卒業して社会に出てみてわかったことは、慶應出身者はきちんと着実な人生を歩んでいる人が多く、早稲田出身者は(人によって様々だが)慶應に比べて適当な人が圧倒的に多いということ。慶應義塾に合格するには、ある程度の才能ときちんとした努力が必要で、早稲田は生徒数が多いので「どちらかがあれば受かる」という感覚がある。それも少なからず関係していると思う。「どこそこの有名企業では慶應閥が強い」という話はよく聞くが、早稲田閥という言葉はあまり聞かない。早稲田が強いのは「政界」「マスコミ」で、やはりどこか胡散臭い。
友達や先輩を見ると、この人本当に能力が高いなぁと思える人も通っていて、この人が何で早稲田に?(国立に行けば良いのに)と思うのだが、一緒に活動しているとその理由がよくわかる。自己管理能力が決定的に不足しているのだ。五日間連続麻雀大会(友達の家に泊まり込んで行われる、食う・寝る以外は麻雀しかしない自堕落な大会で、もちろんその間の授業は欠席)とか、金がなくなっても、友達に借りて飲み続け、借金が大きくなったので、その後の三ヶ月はバイトに明け暮れるとか(もちろん授業は出ない)。40を過ぎた今でも、定職がない先輩もいるし…、でもそれなりに楽しく日々を暮らしていたりする(もともときちんとした暮らしをすることに魅力を感じていない部分もあるから)。
さすがに私も後半は真似られないが、大枠ははずさない範囲で、刹那的でめちゃくちゃな生活をしていた。そしてそれが許されるというか、むしろ羨望される部分もあって、私はそういう早稲田の雰囲気が大好きだった。結果的に、自分に一番合っている大学に進学できて非常に幸せだったと思う。

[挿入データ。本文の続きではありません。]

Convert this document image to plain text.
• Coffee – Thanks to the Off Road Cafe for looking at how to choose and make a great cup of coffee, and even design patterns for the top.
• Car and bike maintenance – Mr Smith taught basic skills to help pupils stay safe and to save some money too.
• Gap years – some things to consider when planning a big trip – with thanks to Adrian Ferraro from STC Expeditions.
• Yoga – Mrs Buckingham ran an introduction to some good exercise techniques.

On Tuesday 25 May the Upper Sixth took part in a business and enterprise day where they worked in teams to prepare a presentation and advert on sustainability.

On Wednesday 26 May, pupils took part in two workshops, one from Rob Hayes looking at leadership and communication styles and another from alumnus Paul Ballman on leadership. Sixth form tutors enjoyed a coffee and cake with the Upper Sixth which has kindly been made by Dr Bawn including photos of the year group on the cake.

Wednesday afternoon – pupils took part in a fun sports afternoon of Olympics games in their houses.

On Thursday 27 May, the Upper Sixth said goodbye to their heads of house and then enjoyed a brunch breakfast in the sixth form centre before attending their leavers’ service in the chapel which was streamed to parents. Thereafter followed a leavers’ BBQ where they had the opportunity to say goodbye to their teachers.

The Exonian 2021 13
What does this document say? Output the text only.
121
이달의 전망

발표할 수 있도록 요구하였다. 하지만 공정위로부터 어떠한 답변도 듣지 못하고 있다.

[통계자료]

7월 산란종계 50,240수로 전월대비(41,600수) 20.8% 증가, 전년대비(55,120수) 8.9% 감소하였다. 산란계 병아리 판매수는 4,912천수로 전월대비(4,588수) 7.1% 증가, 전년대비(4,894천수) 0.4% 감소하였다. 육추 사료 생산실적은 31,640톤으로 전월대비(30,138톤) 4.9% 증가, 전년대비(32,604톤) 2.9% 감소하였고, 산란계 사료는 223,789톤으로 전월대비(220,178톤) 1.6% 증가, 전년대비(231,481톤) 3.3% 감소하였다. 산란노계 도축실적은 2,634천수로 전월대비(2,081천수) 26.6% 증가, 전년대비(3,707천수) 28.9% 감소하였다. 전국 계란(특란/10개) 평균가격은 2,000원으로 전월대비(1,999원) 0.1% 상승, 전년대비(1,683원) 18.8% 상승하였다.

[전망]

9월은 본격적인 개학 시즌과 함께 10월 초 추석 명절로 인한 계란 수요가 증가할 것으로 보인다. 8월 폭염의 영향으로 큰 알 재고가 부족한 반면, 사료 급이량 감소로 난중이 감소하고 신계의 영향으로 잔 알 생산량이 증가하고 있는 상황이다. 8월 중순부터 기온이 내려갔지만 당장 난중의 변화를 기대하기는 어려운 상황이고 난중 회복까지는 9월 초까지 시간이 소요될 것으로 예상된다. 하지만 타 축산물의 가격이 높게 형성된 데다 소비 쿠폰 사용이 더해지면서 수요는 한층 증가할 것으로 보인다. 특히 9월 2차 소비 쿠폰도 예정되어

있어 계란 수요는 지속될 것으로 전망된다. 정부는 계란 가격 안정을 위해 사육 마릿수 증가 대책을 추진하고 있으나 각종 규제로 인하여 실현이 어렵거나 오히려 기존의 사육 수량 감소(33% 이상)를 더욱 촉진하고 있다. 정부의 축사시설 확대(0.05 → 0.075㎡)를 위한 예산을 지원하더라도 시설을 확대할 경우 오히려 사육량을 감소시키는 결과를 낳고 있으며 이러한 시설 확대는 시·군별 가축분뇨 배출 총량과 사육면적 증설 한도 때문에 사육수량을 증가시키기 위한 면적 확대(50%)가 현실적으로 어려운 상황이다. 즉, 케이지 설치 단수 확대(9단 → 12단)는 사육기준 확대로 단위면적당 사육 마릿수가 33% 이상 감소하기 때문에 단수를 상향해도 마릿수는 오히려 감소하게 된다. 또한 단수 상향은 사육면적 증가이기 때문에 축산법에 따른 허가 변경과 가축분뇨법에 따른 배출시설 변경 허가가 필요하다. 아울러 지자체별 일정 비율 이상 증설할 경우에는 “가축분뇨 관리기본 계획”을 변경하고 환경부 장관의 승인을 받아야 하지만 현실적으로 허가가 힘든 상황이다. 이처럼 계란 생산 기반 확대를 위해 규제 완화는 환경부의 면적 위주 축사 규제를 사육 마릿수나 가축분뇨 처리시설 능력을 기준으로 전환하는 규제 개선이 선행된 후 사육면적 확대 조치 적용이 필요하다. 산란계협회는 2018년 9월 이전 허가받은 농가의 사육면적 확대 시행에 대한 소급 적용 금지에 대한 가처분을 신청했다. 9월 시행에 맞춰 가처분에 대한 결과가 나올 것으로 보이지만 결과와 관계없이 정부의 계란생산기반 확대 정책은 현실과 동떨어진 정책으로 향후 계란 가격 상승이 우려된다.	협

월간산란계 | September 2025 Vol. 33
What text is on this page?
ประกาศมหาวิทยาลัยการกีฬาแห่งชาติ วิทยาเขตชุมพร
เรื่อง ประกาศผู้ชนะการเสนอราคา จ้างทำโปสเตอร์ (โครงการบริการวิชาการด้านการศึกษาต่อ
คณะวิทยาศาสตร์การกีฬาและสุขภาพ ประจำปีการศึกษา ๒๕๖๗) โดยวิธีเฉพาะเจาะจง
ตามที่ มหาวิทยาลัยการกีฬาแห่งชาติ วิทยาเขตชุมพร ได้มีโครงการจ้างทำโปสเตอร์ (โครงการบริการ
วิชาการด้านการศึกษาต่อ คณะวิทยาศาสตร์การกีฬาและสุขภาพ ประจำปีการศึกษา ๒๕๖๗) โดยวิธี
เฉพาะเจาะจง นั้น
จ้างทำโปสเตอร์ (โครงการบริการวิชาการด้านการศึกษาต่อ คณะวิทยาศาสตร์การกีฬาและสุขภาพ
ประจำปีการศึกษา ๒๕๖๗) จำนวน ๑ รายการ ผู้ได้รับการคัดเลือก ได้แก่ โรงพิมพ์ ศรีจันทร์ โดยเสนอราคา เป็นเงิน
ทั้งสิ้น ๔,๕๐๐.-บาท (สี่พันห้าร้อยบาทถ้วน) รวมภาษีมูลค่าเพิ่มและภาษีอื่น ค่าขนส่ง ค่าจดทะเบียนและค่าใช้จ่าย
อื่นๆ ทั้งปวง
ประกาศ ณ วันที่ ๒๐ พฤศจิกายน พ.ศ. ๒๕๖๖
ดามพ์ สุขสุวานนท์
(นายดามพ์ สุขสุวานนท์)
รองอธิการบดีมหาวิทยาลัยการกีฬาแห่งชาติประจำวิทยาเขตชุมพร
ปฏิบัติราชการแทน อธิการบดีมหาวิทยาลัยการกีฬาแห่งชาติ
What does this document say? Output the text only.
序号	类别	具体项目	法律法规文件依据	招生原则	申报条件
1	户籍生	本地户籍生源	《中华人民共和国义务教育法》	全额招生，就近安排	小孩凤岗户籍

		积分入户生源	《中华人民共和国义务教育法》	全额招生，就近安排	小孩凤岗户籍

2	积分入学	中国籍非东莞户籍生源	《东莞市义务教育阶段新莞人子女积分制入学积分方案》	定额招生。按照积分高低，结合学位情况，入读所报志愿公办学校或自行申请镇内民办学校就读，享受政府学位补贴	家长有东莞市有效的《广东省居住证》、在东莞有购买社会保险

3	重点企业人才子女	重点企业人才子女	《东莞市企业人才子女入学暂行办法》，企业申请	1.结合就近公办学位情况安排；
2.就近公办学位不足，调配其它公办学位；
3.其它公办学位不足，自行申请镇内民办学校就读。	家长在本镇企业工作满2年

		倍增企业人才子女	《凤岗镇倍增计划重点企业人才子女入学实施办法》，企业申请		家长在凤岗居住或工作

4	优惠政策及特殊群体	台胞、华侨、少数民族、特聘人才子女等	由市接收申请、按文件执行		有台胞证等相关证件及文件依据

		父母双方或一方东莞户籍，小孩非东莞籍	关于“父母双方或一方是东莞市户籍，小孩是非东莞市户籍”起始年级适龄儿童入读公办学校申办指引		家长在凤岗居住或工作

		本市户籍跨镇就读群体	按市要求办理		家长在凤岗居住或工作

結局、大人になった今でもきちんとした仕事の仕方はできていない。でも、とにかくタフにはなった。もともとの私の気質もあるのだと思うが、早稲田に鍛えられた部分が仕事でも役立っていると感じる場面が多々ある。仕事以外でも、内定の決まった元生徒と朝まで飲むとか。先だってのゴールデンウィークには東京の実家に帰っていたのだが、昼間は子供達(4才の娘と1才の息子)と公園(ソリを使って滑る滑り台がある)や遊園地で目一杯遊んで、夕方に電車に飛び乗り19時から藤沢で中3生の補習し、東京へトンボ帰り×2(2日連続という意味)とか。午前2時位まで仕事をした次の日、朝7時に起きて洗濯をして、子供達を起こし、着替えさせ、おむつを替えて、ご飯を食べさせ、髪をとかして歯磨きの仕上げ(「仕上げはおと~ぉさ~ん♪」というやつ)をして、保育園につれていき、その足でスクールでガイダンスの準備をし、10時半からの本部の会議に出て、すぐさまスクールに戻り昼から保護者面談をし、夕方からは授業をする。自分でも良くやるなぁと思うが、そんな生活をこなすのがまた楽しい。そういう意味で人生を人より楽しんでやろうとどこかでいつも考えながら暮らしていて、実際楽しい。私のそういう部分を伸ばしてくれたのが、早稲田というところだと思う。